На этом месте в его грезах рыба-меч выныривает из бассейна и втыкает свой острый нос в живот одетого в плавки, ни о чем не подозревающего джентльмена. Несчастная жертва и рыба валятся на песок. При виде крови, хлынувшей из джентльмена, наш герой испытывает ни с чем не сравнимое счастье…
Он просыпается и онанирует в третий раз. Рекорд Дня! Затем наш герой вооружается бензином и спичками и поджигает соседские дома.
— Мир пассивен, — говорит он, глядя на поднимающиеся вокруг клубы дыма. — Активен лишь я один. И как активен — о-о! Активен как первый весенний дождь, как юркий стриж. Мой дар от Бога — извращенная любовь. И я — единственный человек, который действительно имеет право на существование…
КЛЕР
Клер, которая с недавних пор предпочитает, чтобы ее называли не иначе как Ясная, спросила меня, не желаю ли я обеспечить ей беременность. Говоря по-простому, я должен сделать ей ребенка. И не просто отлить в мензурку — с тем, чтобы впоследствии моя сперма попала в ее организм. Нам надлежит оправиться в какое-нибудь романтическое место, где я ее трахну, после чего у Клер появится ребеночек, который будет наполовину мною… Я проводил медовый месяц в Нью-Йорке вместе со своей женой, Хифер Йеллопи. Мисс Йеллопи — архитектор. Она до боли прекрасна — белокурый ангел с огромными любопытными глазами и пухлыми губками. Вечерами, когда она стягивает свои черные трусики, выставляет изумительные ягодицы и объявляет дразнящим голоском маленькой девочки: «Я так плохо себя вела, меня нужно отшлепать», я немедленно исполняю требуемое.
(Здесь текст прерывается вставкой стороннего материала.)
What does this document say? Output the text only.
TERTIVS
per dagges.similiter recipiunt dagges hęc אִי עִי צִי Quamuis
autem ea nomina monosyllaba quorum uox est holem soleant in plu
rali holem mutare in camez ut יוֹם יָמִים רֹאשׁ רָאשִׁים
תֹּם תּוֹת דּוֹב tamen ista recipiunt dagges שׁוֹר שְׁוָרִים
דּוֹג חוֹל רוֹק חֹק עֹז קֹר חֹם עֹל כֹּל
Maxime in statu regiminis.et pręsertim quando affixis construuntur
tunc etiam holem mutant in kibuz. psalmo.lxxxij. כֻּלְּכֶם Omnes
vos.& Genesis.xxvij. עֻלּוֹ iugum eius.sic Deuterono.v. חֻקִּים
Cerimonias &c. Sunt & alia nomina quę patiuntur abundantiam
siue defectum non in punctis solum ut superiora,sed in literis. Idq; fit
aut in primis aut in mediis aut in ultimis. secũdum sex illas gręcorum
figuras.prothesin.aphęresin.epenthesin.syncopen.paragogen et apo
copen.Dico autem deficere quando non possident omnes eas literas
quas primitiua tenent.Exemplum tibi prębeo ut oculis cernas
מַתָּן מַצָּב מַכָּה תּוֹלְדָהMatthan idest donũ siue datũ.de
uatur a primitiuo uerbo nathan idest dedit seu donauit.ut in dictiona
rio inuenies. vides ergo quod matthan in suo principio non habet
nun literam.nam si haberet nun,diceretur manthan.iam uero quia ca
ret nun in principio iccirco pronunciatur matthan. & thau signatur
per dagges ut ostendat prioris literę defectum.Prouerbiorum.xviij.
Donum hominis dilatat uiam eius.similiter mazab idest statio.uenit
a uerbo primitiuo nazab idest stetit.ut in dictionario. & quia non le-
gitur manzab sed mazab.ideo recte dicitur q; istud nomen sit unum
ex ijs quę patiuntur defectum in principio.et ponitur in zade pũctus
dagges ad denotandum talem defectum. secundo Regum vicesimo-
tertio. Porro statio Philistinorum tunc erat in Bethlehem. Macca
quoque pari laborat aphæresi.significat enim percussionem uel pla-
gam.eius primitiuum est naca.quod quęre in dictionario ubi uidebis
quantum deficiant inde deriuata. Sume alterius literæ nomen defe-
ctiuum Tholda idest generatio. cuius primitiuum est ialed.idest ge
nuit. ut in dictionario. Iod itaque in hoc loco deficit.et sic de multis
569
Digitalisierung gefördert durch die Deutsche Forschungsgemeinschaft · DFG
— О-о, мои щечки горят огнем, — говорит она после того, как ее ляжки раскраснеются от моих хлопков. Это возбуждает необычайно.
Вышеупомянутая Клер — моя давняя подружка из колледжа. Несколько раз мы с ней занимались сексом по случаю: пьянки, гулянки, зов плоти — все такое. Ничего сверхординарного. Не любовь, а спаривание. Как у насекомых. Мысли о близких — по-настоящему близких — отношениях внушала мне опасение. Мы с Клер очень похожи: повсюду веснушки. Они покрывают даже наши интимные части тела. Ее задница вся в пятнышко, мой член тоже. Куда ни глянь — никуда от них не деться.
Видоизменение имени необязательно обозначает эксцентричность или сумасшествие. Иногда это делается для того, чтобы соответствовать самому правдивому из своих воплощений… На следующий день после выпускного вечера Клер села на самолет до Нью-Йорка, сбежав от своих тиранов-родителей. В несколько недель она обратилась из застенчивой деревенщины в звезду и рабыню секса. Наркоман, бас-гитарист группы «Димплз», обучил ее заниматься сексом с веревкой, игрушками и ножами. Мы с Клер поддерживали контакт, хотя и довольно вяло — время от времени переписываясь или перезваниваясь. Получив от нее открытку, подписанную «Ясная», я предположил, что в тексте открытки все ясно и недвусмысленно. В тот момент я не понял, что имеется в виду. Ясная — как чистая вода в прозрачном стакане, как безоблачное небо в солнечный день. Ясная — «вот кто я теперь»… У меня самого нет среднего имени, и, когда я учился в младших классах, я, бывало, именовал себя всякими прикольными прозвищами. Я обожал имена соседских хулиганов. Я был Шейном, пока Рокко не припечатал его к забору и не сделал из него бифштекс. Рокко, этот латинос-забияка, был грозой всей округи. Так что я стал зваться «Рокко». Родители уверили меня, что у Иисуса не было среднего имени. Ну и что?.. В конце концов я остановился на «Антрекоте».
И все же изменение имени Клер оказалось новой и неожиданной идеей. Тем не менее, оно не шокировало меня и вполовину так, как предложение оплодотворить ее. Мы с мисс Йеллопи — или мисс Вереск[24], как я люблю ее называть, — встретили Клер в украинском ресторане, за завтраком. Ресторанчик был неплох — за исключением неисправного мужского туалета. Спустив воду, я выскочил из туалета, словно преследуемый зверь. Это был краткосрочный визит в ад.
— Не входите, — сказал я бородатому незнакомцу, направившему свои стопы в сторону сортира.